L'elezione del presidente

Valeria Bombino, capogruppo della lista Noi Buccinasco, si è augurata che questa nuova avventura politica sia per lei “un’esperienza di vita formativa” opinione condivisa con Giulia Laucello che ha lanciato l’appello: “Uniti si vince”. Dopo il giuramento del sindaco di difendere la Costituzione, l’assemblea è passata alla nomina del nuovo presidente del Consiglio e dei suoi vice. Martina Villa è stata la prescelta (10 voti a favore e 6 astenuti) a ricoprire il ruolo di presidente, Simone Mercuri e Alberto Schiavone (in quota opposizione) quello dei suoi vice.

Volti nuovi

Martina Villa, con i suoi 25 anni, è uno dei volti nuovi della politica di Buccinasco.  Ha ringraziato prima chi l’ha votata nelle urne l’11 giugno, poi i componenti della maggioranza per “l’atto di fiducia” nei suoi confronti.
Simone Mercuri, al secondo mandato ad appena 26 anni, ha ricordato un’assenza importante in questo nuovo consiglio, quella di Carlo Benedetti (il più idealista di tutti i candidati sindaco), esponente della sinistra di Buccinasco, che aveva scelto di correre da solo e che, purtroppo per la città, è rimasto tagliato fuori dai giochi.

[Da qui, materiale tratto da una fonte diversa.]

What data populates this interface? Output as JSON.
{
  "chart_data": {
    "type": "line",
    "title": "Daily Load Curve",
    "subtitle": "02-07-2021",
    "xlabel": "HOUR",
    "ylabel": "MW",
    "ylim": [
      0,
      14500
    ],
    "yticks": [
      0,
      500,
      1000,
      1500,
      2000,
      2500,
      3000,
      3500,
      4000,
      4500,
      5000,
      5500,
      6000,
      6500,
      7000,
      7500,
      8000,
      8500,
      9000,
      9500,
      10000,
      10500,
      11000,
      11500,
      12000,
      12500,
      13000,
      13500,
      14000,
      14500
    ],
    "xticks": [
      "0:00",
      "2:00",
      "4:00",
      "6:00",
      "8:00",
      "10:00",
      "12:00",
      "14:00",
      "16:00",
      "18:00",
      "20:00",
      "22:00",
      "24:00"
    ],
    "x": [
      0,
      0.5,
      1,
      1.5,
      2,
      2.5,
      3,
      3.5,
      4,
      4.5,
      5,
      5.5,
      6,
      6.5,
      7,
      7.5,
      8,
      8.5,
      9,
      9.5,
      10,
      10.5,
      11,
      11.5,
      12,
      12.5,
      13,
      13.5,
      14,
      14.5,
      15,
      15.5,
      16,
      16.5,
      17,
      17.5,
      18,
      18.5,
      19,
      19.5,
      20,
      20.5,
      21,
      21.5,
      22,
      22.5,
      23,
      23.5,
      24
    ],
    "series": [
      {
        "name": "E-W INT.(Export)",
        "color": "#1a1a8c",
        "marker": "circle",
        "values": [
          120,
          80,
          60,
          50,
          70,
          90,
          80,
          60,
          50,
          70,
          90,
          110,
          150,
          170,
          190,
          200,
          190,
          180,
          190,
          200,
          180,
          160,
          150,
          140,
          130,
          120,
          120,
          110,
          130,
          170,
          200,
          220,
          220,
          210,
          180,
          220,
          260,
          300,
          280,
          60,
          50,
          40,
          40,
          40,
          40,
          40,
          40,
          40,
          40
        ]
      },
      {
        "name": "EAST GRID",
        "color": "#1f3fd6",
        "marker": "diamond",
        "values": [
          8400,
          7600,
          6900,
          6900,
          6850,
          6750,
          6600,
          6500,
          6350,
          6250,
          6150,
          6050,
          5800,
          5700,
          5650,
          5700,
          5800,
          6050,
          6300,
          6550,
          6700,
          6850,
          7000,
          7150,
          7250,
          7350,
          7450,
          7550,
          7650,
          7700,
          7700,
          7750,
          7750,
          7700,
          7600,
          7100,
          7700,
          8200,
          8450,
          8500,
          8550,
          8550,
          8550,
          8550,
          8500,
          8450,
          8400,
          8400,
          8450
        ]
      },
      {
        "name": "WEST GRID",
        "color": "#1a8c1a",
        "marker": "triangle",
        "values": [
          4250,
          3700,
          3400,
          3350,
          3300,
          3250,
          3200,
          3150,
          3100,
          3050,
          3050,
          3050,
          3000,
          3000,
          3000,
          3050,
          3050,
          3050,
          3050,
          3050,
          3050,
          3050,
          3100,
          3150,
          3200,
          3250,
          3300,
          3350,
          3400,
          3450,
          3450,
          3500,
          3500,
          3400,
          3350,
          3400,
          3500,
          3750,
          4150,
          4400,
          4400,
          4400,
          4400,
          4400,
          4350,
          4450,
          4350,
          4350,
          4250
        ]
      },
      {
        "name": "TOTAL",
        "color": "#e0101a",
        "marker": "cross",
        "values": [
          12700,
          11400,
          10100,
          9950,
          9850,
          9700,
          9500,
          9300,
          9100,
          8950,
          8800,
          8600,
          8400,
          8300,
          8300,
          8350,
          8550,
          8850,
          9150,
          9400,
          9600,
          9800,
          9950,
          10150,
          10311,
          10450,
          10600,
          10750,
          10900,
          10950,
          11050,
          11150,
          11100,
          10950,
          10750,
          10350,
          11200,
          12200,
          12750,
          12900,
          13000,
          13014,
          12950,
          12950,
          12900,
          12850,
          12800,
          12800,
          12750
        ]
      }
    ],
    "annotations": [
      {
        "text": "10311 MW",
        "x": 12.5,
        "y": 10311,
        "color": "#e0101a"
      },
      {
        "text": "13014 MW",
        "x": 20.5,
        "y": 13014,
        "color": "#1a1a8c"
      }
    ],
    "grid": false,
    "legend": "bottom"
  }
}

"Non essere lasciati soli"

La serata è proseguita con la presentazione della giunta. Dei cinque assessori, quelli meno emozionati sono apparsi Arboit e Guastamacchia (l’esperienza serve anche a questo), gli altri, chi più chi meno, sono intervenuti con la voce che ogni tanto tremava. Ogni intervento è stato salutato dalle ovazioni del fan sugli “spalti”.  Molti di questi ultimi dovrebbero fare proprio l’appello di Rosa Palone: “Abbiamo bisogno di non essere lasciati soli” e ricordarlo nei prossimi mesi quando, come succede ed è già successo anche a Buccinasco, le sedute del Consiglio si terranno nel deserto, nell’indifferenza assoluta di fan e militanti.